1. What is happening?
The University and College Union (UCU), which represents University lecturers and professional services staff, has called for 14 days of strike action across 4 weeks, starting 22 & 23 February.
2. What is the strike about?
Universities UK (UUK), which represents Universities and their Vice Chancellors, has proposed to change the national universities pension scheme (USS) from a defined benefit pension* to a defined contribution plan.**
USS's managers and trustees state that the current pension fund deficit is £7.5 billion. UUK argues that the proposed changes will secure the sustainability of the scheme.
UCU opposes these proposals and argues that they risk significantly reducing the future value of their pensions, potentially to below subsistence levels. National negotiations between UCU and UUK have thus far failed to produce a mutually acceptable alternative to the initial proposal and as a result UCU has called a strike.
At Newcastle University, 62.1% of UCU members voted in a ballot regarding strike action. 90% voted in favour of a strike.
3. How will the strike affect students?
During this time, University staff who are UCU members will not be :
- holding office hours
- answering emails.
The strike action does not include a marking boycott.
The work missed in this period, including teaching, will not be rescheduled.
The first phase of industrial will be taken in the form of two days’ strike action, on Thursday 22 and Friday 23 February 2018.
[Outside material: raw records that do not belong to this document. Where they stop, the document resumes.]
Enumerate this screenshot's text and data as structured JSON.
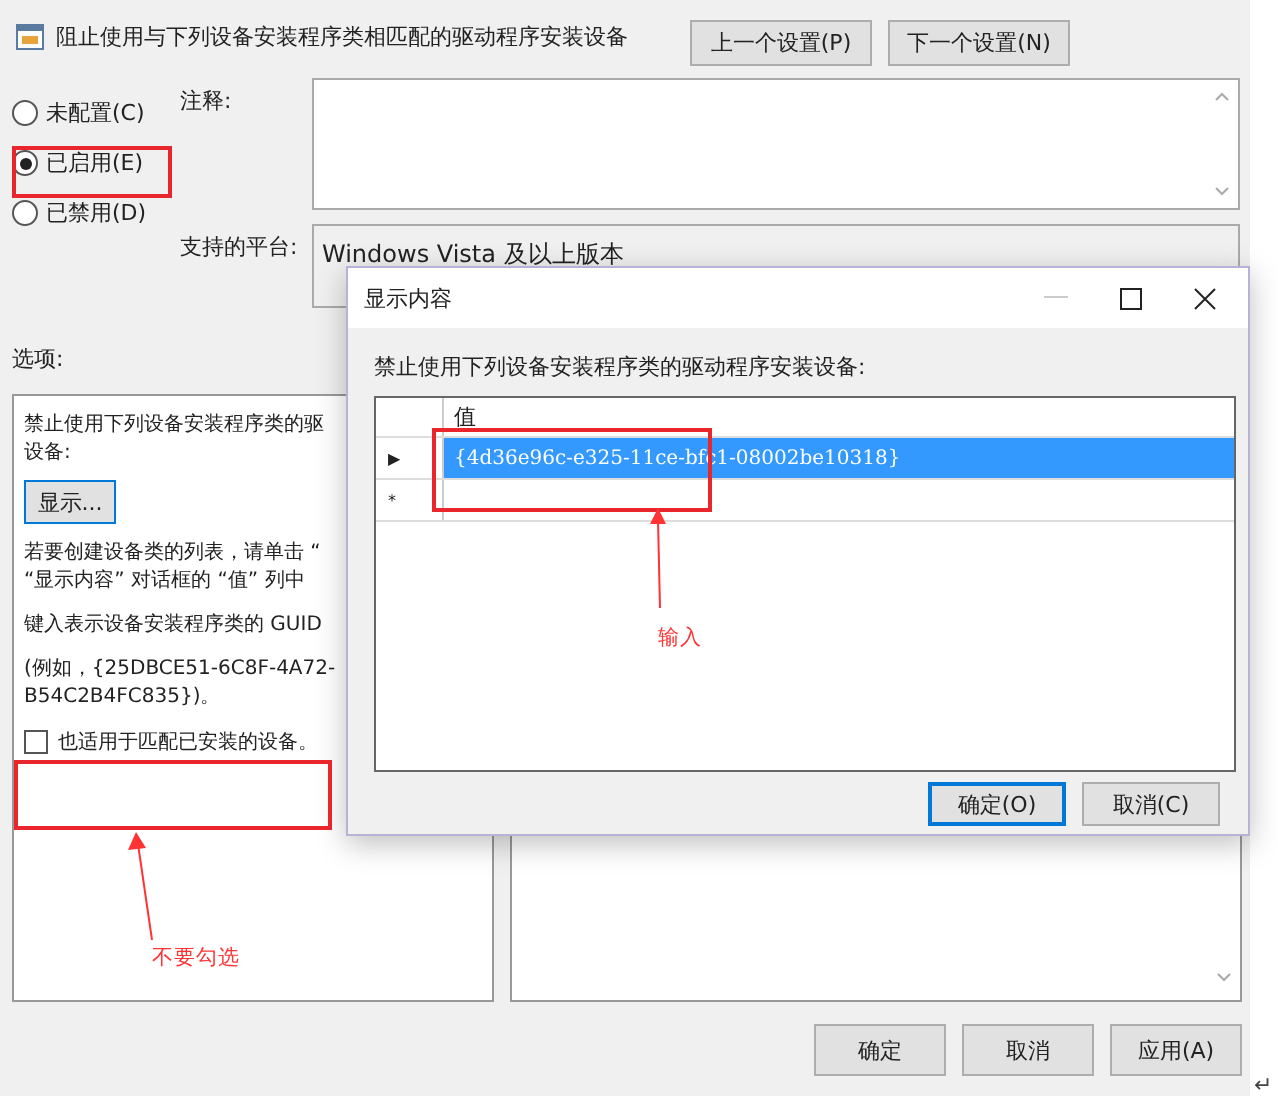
{
  "window": {
    "title": "阻止使用与下列设备安装程序类相匹配的驱动程序安装设备"
  },
  "nav_buttons": [
    "上一个设置(P)",
    "下一个设置(N)"
  ],
  "radios": [
    {
      "label": "未配置(C)",
      "selected": false
    },
    {
      "label": "已启用(E)",
      "selected": true
    },
    {
      "label": "已禁用(D)",
      "selected": false
    }
  ],
  "comment": {
    "label": "注释:"
  },
  "platform": {
    "label": "支持的平台:",
    "value": "Windows Vista 及以上版本"
  },
  "options": {
    "label": "选项:",
    "lines_1": [
      "禁止使用下列设备安装程序类的驱",
      "设备:"
    ],
    "show_button": "显示...",
    "lines_2": [
      "若要创建设备类的列表，请单击 “",
      "“显示内容” 对话框的 “值” 列中"
    ],
    "line_3": "键入表示设备安装程序类的 GUID",
    "lines_4": [
      "(例如，{25DBCE51-6C8F-4A72-",
      "B54C2B4FC835})。"
    ],
    "checkbox": {
      "label": "也适用于匹配已安装的设备。",
      "checked": false
    }
  },
  "footer_buttons": [
    "确定",
    "取消",
    "应用(A)"
  ],
  "dialog": {
    "title": "显示内容",
    "prompt": "禁止使用下列设备安装程序类的驱动程序安装设备:",
    "column": "值",
    "rows": [
      {
        "marker": "▶",
        "value": "{4d36e96c-e325-11ce-bfc1-08002be10318}",
        "selected": true
      },
      {
        "marker": "*",
        "selected": false
      }
    ],
    "buttons": [
      "确定(O)",
      "取消(C)"
    ]
  },
  "annotations": [
    {
      "text": "输入"
    },
    {
      "text": "不要勾选"
    }
  ],
  "return_mark": "↵"
}
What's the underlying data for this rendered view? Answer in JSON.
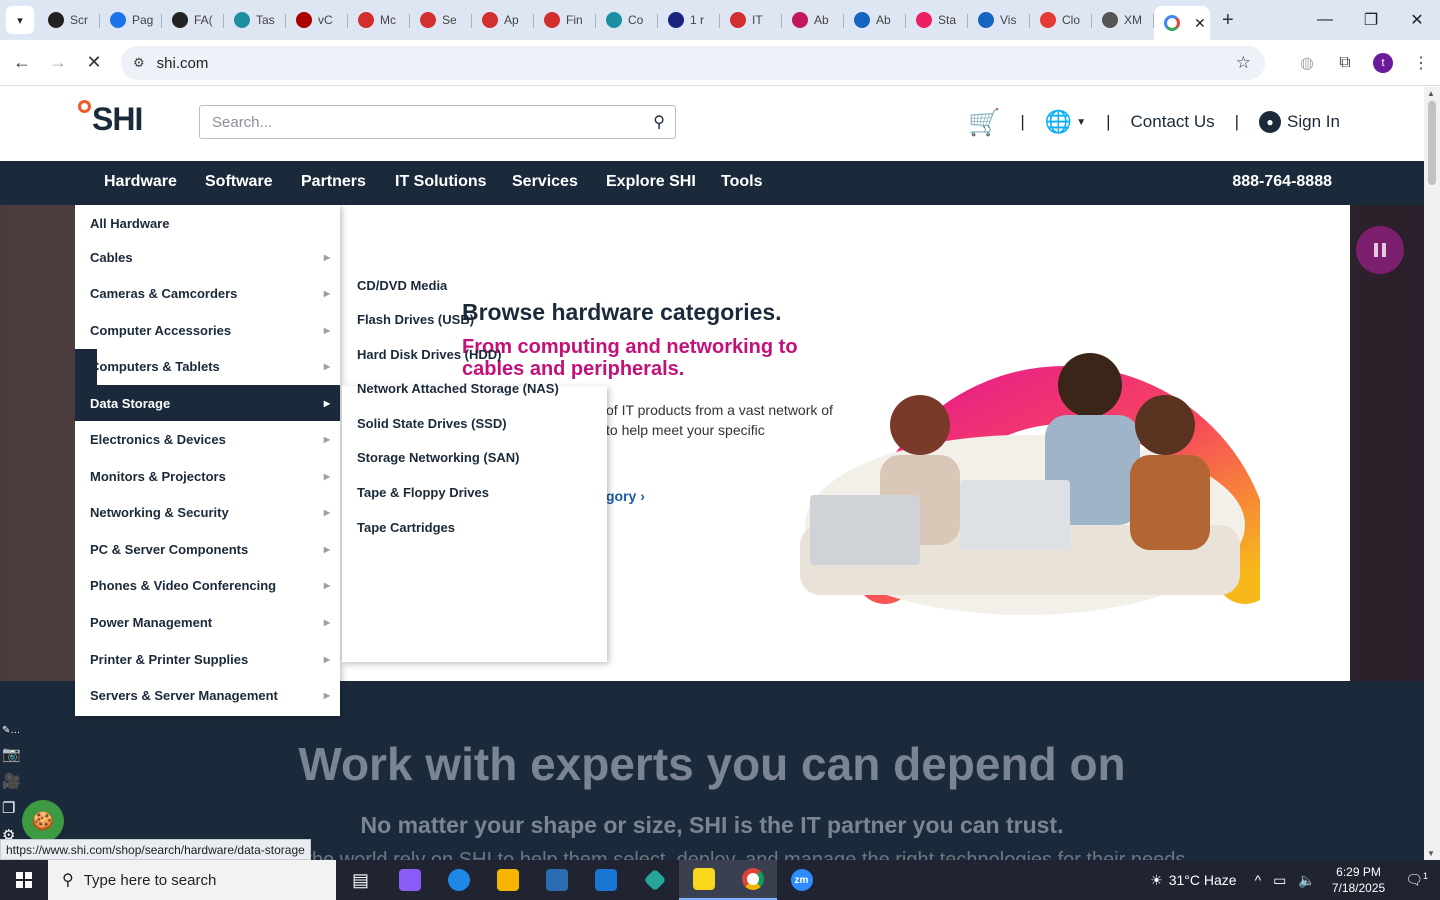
{
  "browser": {
    "tabs": [
      {
        "label": "Scr",
        "icon": "generic-icon",
        "color": "#222"
      },
      {
        "label": "Pag",
        "icon": "cloud-icon",
        "color": "#1a73e8"
      },
      {
        "label": "FA(",
        "icon": "generic-icon",
        "color": "#222"
      },
      {
        "label": "Tas",
        "icon": "circle-icon",
        "color": "#1e8fa3"
      },
      {
        "label": "vC",
        "icon": "v-icon",
        "color": "#a00"
      },
      {
        "label": "Mc",
        "icon": "diamond-icon",
        "color": "#d32f2f"
      },
      {
        "label": "Se",
        "icon": "diamond-icon",
        "color": "#d32f2f"
      },
      {
        "label": "Ap",
        "icon": "diamond-icon",
        "color": "#d32f2f"
      },
      {
        "label": "Fin",
        "icon": "diamond-icon",
        "color": "#d32f2f"
      },
      {
        "label": "Co",
        "icon": "circle-icon",
        "color": "#1e8fa3"
      },
      {
        "label": "1 r",
        "icon": "x-icon",
        "color": "#1a237e"
      },
      {
        "label": "IT",
        "icon": "diamond-icon",
        "color": "#d32f2f"
      },
      {
        "label": "Ab",
        "icon": "flower-icon",
        "color": "#c2185b"
      },
      {
        "label": "Ab",
        "icon": "scale-icon",
        "color": "#1565c0"
      },
      {
        "label": "Sta",
        "icon": "pen-icon",
        "color": "#e91e63"
      },
      {
        "label": "Vis",
        "icon": "pulse-icon",
        "color": "#1565c0"
      },
      {
        "label": "Clo",
        "icon": "sign-icon",
        "color": "#e53935"
      },
      {
        "label": "XM",
        "icon": "globe-icon",
        "color": "#555"
      }
    ],
    "active_tab_close": "✕",
    "new_tab": "+",
    "url": "shi.com",
    "profile_initial": "t"
  },
  "site": {
    "logo_text": "SHI",
    "search_placeholder": "Search...",
    "contact": "Contact Us",
    "sign_in": "Sign In",
    "phone": "888-764-8888",
    "nav": [
      "Hardware",
      "Software",
      "Partners",
      "IT Solutions",
      "Services",
      "Explore SHI",
      "Tools"
    ]
  },
  "menu": {
    "items": [
      "All Hardware",
      "Cables",
      "Cameras & Camcorders",
      "Computer Accessories",
      "Computers & Tablets",
      "Data Storage",
      "Electronics & Devices",
      "Monitors & Projectors",
      "Networking & Security",
      "PC & Server Components",
      "Phones & Video Conferencing",
      "Power Management",
      "Printer & Printer Supplies",
      "Servers & Server Management"
    ],
    "active_index": 5,
    "sub_items": [
      "CD/DVD Media",
      "Flash Drives (USB)",
      "Hard Disk Drives (HDD)",
      "Network Attached Storage (NAS)",
      "Solid State Drives (SSD)",
      "Storage Networking (SAN)",
      "Tape & Floppy Drives",
      "Tape Cartridges"
    ]
  },
  "hero": {
    "heading": "Browse hardware categories.",
    "subheading": "From computing and networking to cables and peripherals.",
    "body_line1": "of IT products from a vast network of",
    "body_line2": "to help meet your specific",
    "link": "gory"
  },
  "lower": {
    "heading": "Work with experts you can depend on",
    "sub": "No matter your shape or size, SHI is the IT partner you can trust.",
    "cut": "around the world rely on SHI to help them select, deploy, and manage the right technologies for their needs"
  },
  "status_url": "https://www.shi.com/shop/search/hardware/data-storage",
  "taskbar": {
    "search_placeholder": "Type here to search",
    "weather": "31°C  Haze",
    "time": "6:29 PM",
    "date": "7/18/2025",
    "notification_count": "1"
  },
  "colors": {
    "navy": "#1b2a3a",
    "magenta": "#c4117a",
    "brand_orange": "#f15a24"
  }
}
Further periods of strike action are also planned, bringing the total to 14 days of action:
Week two – Monday 26, Tuesday 27 and Wednesday 28 February (three days)
Week three – Monday 5, Tuesday 6, Wednesday 7 and Thursday 8 March (four days)
Week four – Monday 12, Tuesday 13, Wednesday 14, Thursday 15 and Friday 16 March (five days)
4. What do I do if I want to come onto campus during a strike day?
Pickets must not stop someone going to work or doing their usual work if they want to, and it is illegal for pickets to stop people doing so. You can find out more about picketing code of practice here.
Dr Bruce Baker, President of the UCU Newcastle Branch has stated that UCU "are more than content to depend on the power of persuasion amongst colleagues, staff an student, at an institution that is founded on the principles of academic freedom and open debate". All UCU staff participating in pickets at Newcastle will be briefed on UCU's picketing guidelines, which you can read here.
NUSU is also aware of the appearance on campus of some stickers and posters regarding the strikes which use violent or threatening imagery. These do not reflect the views of NUSU or UCU, and Dr Baker has stated that UCU "condemns all calls for illegality and especially violence".
Students are welcome to join a picket if they wish (see point 7 for how to get in touch with UCU).
5. What is NUSU doing about the strike?
As a result of the Student Council meeting held on 8th February NUSU will take a neutral stance on the proposed strike action.
NUSU will instead fully focus on supporting all students that may be impacted by the action. This includes gaining ring fenced assurances on PEC forms for affected dissertations and assignments.
6. What measures have the University put in place to ensure students are not adversely affected by the strike?
Dr John Hogan, University Registrar, has assured NUSU that students will not be directly assessed on any material which would have been delivered during the strike period.
Dr Hogan has also stated that all pay deductions from striking staff will be "invested directly for the benefit of students".
The University has published a series of FAQs about the strikes and their impact on your studies which you can read here.
7. How can I show my support for the strike?
UCU Newcastle has published an article on their website explaining the rationale behind the strike action in more detail, which you can find here. This is includes information about how students can get involved and show their support for the strike. UCU materials can also be found in the foyer of the KGVI Building, and you can find information about the UCU Teach-In here.
* In which an employer promises a specified rate of payment on retirement based on factors such as the employee’s earnings, tenure and age.
** In which an employer and employee both make contributions to an account whose value at retirement is not specified in advance but is instead determined by how much has been paid into the account and any returns on investments.